Interesting perspective seansarto, thanks. I really don’t like China at all and really am tired of the way America lets them get away with so much childish behavior. IMHO, the Chicoms are trying to have the success America was blessed to achieve long ago, except forcing it along under communism on the backs of their peasants and by theft of intellectual property. But it won’t work – freedom is not something they understand and capitalism is “evil” and our restraint is “weakness”. Apparently Chinese leadership thinks if they build lots of tall buildings and build up their military, they will be awesome like America. Nope, it will still be the same miserable country with over a billion people living under the Communist Jackboot. I thank God I was born in the good ole USA… PS – with regard to the Chinese women you mentioned, might want to pass and go for the Japanese women
I’m sorry sir, you rant was quite humorous. I know your caste-type exactly, and you seem to have taken every obstacle, every difficulty, that comes with attempting to integrate into a (very different) foreign country /culture as something wrong with THAT culture. Everyone else should do it THIS way….
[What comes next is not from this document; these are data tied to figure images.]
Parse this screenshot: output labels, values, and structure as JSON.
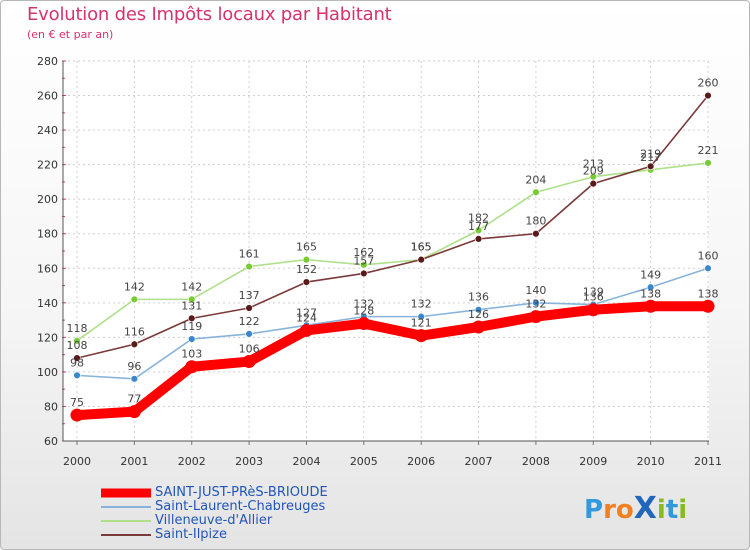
{
  "header": {
    "title": "Evolution des Impôts locaux par Habitant",
    "subtitle": "(en € et par an)"
  },
  "logo": {
    "text": "Proxiti",
    "letters": [
      {
        "ch": "P",
        "color": "#3399dd"
      },
      {
        "ch": "r",
        "color": "#f08020"
      },
      {
        "ch": "o",
        "color": "#f08020"
      },
      {
        "ch": "X",
        "color": "#2266bb"
      },
      {
        "ch": "i",
        "color": "#88bb22"
      },
      {
        "ch": "t",
        "color": "#3399dd"
      },
      {
        "ch": "i",
        "color": "#88bb22"
      }
    ]
  },
  "chart_data": {
    "type": "line",
    "title": "Evolution des Impôts locaux par Habitant",
    "subtitle": "(en € et par an)",
    "xlabel": "",
    "ylabel": "",
    "x": [
      "2000",
      "2001",
      "2002",
      "2003",
      "2004",
      "2005",
      "2006",
      "2007",
      "2008",
      "2009",
      "2010",
      "2011"
    ],
    "ylim": [
      60,
      280
    ],
    "yticks": [
      "60",
      "80",
      "100",
      "120",
      "140",
      "160",
      "180",
      "200",
      "220",
      "240",
      "260",
      "280"
    ],
    "grid": true,
    "legend_position": "bottom-left",
    "series": [
      {
        "name": "SAINT-JUST-PRèS-BRIOUDE",
        "color": "#ff0000",
        "marker": "#ff0000",
        "width": "thick",
        "values": [
          75,
          77,
          103,
          106,
          124,
          128,
          121,
          126,
          132,
          136,
          138,
          138
        ],
        "labels": [
          "75",
          "77",
          "103",
          "106",
          "124",
          "128",
          "121",
          "126",
          "132",
          "136",
          "138",
          "138"
        ]
      },
      {
        "name": "Saint-Laurent-Chabreuges",
        "color": "#88b4dc",
        "marker": "#3a87cc",
        "width": "thin",
        "values": [
          98,
          96,
          119,
          122,
          127,
          132,
          132,
          136,
          140,
          139,
          149,
          160
        ],
        "labels": [
          "98",
          "96",
          "119",
          "122",
          "127",
          "132",
          "132",
          "136",
          "140",
          "139",
          "149",
          "160"
        ]
      },
      {
        "name": "Villeneuve-d'Allier",
        "color": "#aee08a",
        "marker": "#77cc33",
        "width": "thin",
        "values": [
          118,
          142,
          142,
          161,
          165,
          162,
          165,
          182,
          204,
          213,
          217,
          221
        ],
        "labels": [
          "118",
          "142",
          "142",
          "161",
          "165",
          "162",
          "165",
          "182",
          "204",
          "213",
          "217",
          "221"
        ]
      },
      {
        "name": "Saint-Ilpize",
        "color": "#7a3a3a",
        "marker": "#5a1a1a",
        "width": "thin",
        "values": [
          108,
          116,
          131,
          137,
          152,
          157,
          165,
          177,
          180,
          209,
          219,
          260
        ],
        "labels": [
          "108",
          "116",
          "131",
          "137",
          "152",
          "157",
          "165",
          "177",
          "180",
          "209",
          "219",
          "260"
        ]
      }
    ]
  }
}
Don’t buy China’s own hype. Economic might aside, it’s mostly third world, a developing country “growing through” unprecedented growing pains, and all that entails, corruption, money worship, ignorance, poverty, social unrest, blah blah blah. You want a medal for meeting some assholes over there? No bonus points for them also being businessmen, you’re kidding, right?
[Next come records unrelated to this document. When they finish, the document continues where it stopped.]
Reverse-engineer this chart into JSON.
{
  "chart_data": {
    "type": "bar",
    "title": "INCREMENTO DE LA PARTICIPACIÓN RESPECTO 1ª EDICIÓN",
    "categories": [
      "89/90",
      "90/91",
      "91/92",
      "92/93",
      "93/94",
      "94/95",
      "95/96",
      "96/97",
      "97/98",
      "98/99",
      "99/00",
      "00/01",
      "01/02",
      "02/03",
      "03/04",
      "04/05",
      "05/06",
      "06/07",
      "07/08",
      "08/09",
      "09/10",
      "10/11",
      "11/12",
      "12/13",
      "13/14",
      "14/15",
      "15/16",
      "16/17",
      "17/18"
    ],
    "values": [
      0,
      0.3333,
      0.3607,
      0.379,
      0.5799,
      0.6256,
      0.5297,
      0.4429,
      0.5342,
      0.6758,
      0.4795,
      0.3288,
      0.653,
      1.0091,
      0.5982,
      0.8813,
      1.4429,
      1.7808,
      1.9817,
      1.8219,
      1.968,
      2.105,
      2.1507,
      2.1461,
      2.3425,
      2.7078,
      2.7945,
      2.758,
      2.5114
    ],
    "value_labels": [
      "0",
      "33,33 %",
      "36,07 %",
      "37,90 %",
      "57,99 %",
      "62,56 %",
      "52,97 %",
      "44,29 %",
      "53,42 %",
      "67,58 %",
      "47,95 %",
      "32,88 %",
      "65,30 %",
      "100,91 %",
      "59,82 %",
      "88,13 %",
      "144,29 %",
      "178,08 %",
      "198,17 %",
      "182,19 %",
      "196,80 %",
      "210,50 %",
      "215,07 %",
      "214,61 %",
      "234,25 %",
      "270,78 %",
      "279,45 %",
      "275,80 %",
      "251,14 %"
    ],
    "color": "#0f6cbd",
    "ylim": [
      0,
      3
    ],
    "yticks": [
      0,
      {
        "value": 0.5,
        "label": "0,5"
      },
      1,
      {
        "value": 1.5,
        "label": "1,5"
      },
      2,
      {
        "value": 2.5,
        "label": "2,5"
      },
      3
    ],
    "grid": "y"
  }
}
(i have over four years living and working in china)
ps, learn the language, all of a sudden everyone is no longer a threat. friendships bloom, and you know their not tooling you for english. Chinese will gladly rip off anyone, Chinese OR foreign, and your painting a target on your white lao wai forehead
Hilldawg acting tough ? Sounds to me she’s been coached by Bill and as gs brought up, she might be looking for an excuse to get fired. Based on the Messiah’s dwindling popularity, there is no doubt that she will be making a run for 2012.